Exploding Travel Myths
by Peter Selgin


Ever notice how as with all things in T.V. commercials, travel is sanitized? Made to look simple, clean, comfortable - even convenient? How, in ads for airways or cruise lines, you are always either here or there, with nothing more aggravating or unpleasant than a patch of weatherproof sky or ocean in between? And in all those car commercials, how one never drives through any but the most pristine landscape, with the road freshly blacktopped and empty, and the autumn foliage at its peak of color.
Don't believe it. Don't believe any of it. That road is paved with lies. In fact, that road doesn't exist.
Nor do those patches of weatherless sky. There is no such thing as travel without pain. "Travelling," wrote Pavese, "is a brutality." The word itself sounds like "travail"
The old Cunard Line brochures used to say, "Getting there is half the fun." But it's not. It's no fun at all. Unless you're drunk. Or on acid. Or under twenty-five, in which case everything falls under the heading experience. No matter how brutal.

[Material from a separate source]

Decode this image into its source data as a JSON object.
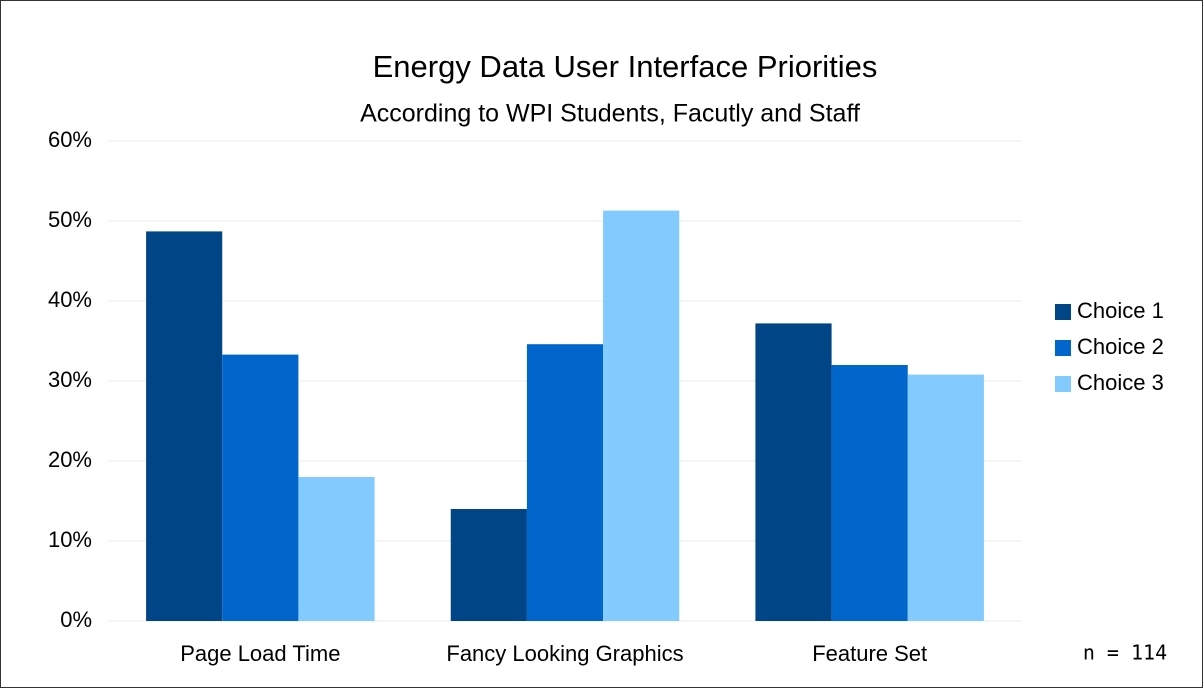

The notion that travel is good for you is a myth. Fact: Travel is bad for you. It's bad for your heart, it's bad for your head, it's bad for your bladder, your back and your breath. It's even bad for your skin, and your hair.
It's bad for your sleep, bad for your dreams. It's bad for your gut. And it's especially hard on your feet.
I'm not talking about being in places far away.
I'm not talking about hotels with swimming pools and people waiting on you hand and foot. I'm talking about how you got there. Whether by bus or train, by supersonic transport or ocean liner, by taxi or subway or hot air balloon: it all stinks.

Believe me, Pavese knew what he was talking about.
He understood that, whatever else travel does for you, it makes you feel like shit. That awful, clammy feeling that engulfs your whole being after six or more hours on a jet -- that's your body telling you you should have stayed home and smoked cigarettes.

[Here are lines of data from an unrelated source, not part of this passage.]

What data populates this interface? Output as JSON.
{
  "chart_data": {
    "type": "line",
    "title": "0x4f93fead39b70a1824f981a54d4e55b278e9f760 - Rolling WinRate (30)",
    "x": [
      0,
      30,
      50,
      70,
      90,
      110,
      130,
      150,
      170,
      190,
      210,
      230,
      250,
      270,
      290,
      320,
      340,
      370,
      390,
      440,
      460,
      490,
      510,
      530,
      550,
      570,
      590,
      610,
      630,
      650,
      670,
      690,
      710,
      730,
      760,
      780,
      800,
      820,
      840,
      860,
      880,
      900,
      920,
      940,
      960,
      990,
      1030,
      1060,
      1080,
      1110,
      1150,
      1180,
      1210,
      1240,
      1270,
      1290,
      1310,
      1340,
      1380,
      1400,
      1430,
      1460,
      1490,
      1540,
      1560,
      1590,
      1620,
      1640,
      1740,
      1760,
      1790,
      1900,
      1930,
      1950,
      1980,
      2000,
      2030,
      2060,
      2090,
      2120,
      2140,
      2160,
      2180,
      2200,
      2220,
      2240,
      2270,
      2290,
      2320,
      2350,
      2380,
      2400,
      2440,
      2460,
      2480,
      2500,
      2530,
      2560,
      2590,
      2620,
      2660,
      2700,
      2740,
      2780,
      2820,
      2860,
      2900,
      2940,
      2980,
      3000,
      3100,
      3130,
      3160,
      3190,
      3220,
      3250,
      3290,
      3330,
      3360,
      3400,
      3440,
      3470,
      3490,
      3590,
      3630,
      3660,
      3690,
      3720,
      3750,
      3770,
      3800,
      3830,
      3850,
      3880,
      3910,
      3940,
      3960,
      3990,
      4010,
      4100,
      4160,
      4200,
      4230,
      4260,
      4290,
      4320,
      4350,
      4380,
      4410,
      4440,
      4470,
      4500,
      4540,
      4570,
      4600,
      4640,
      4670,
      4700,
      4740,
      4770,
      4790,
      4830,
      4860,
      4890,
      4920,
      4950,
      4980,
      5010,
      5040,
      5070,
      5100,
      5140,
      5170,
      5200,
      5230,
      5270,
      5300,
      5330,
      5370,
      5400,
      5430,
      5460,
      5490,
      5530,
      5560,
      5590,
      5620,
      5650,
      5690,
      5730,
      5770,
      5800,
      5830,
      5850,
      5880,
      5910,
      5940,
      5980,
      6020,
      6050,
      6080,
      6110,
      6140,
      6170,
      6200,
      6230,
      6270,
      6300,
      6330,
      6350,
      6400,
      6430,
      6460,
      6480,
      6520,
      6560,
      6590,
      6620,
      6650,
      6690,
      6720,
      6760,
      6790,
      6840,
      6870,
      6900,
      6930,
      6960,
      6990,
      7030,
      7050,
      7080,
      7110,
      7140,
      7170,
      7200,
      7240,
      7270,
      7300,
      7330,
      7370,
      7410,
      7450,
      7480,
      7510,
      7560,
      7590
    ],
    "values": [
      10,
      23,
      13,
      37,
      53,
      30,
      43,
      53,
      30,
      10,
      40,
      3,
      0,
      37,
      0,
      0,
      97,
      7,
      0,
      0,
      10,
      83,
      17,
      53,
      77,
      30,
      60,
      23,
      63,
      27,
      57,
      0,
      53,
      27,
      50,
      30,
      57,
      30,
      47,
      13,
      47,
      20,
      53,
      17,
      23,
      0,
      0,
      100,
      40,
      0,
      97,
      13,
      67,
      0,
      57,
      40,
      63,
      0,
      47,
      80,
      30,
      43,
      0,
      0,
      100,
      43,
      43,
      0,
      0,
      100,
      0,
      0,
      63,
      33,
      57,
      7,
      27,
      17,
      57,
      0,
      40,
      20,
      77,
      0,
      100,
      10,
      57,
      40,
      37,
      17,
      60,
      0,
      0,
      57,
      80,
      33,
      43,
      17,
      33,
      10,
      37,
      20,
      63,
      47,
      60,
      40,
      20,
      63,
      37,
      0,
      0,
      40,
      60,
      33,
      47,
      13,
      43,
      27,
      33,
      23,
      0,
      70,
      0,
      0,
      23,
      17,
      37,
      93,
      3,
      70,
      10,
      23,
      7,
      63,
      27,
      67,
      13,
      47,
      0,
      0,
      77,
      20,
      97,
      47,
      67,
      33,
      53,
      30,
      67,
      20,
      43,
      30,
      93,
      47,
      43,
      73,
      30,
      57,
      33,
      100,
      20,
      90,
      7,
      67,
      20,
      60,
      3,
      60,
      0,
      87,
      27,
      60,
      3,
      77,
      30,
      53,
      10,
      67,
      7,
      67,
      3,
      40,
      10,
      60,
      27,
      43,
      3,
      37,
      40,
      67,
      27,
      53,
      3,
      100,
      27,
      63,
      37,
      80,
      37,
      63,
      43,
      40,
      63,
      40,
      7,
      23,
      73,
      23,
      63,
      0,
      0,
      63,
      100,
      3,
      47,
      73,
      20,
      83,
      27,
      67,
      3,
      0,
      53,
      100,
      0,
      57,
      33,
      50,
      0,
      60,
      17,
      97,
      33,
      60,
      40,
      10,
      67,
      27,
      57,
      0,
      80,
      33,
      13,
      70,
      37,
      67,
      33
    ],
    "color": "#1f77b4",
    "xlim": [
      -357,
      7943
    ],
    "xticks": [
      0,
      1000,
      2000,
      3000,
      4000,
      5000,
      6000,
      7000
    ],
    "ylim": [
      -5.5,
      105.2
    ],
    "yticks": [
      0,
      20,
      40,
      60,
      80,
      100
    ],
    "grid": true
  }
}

And yet the myth prevails that travel is glamorous, that it makes a man healthy, and wealthy, and wise, not to mention younger and better looking. Myth: men who travel are tall and slim with thick, wind-tousled hair, white teeth, squinty blue eyes and a breezy, cheerful, effortless way of communicating with strangers in foreign tongues; getting them to do all sorts of nice things, like not eat them. Picture a combination Peter Mattheisen, George Hamilton, Marlin Perkins and Captain Sir Richard Francis Burton.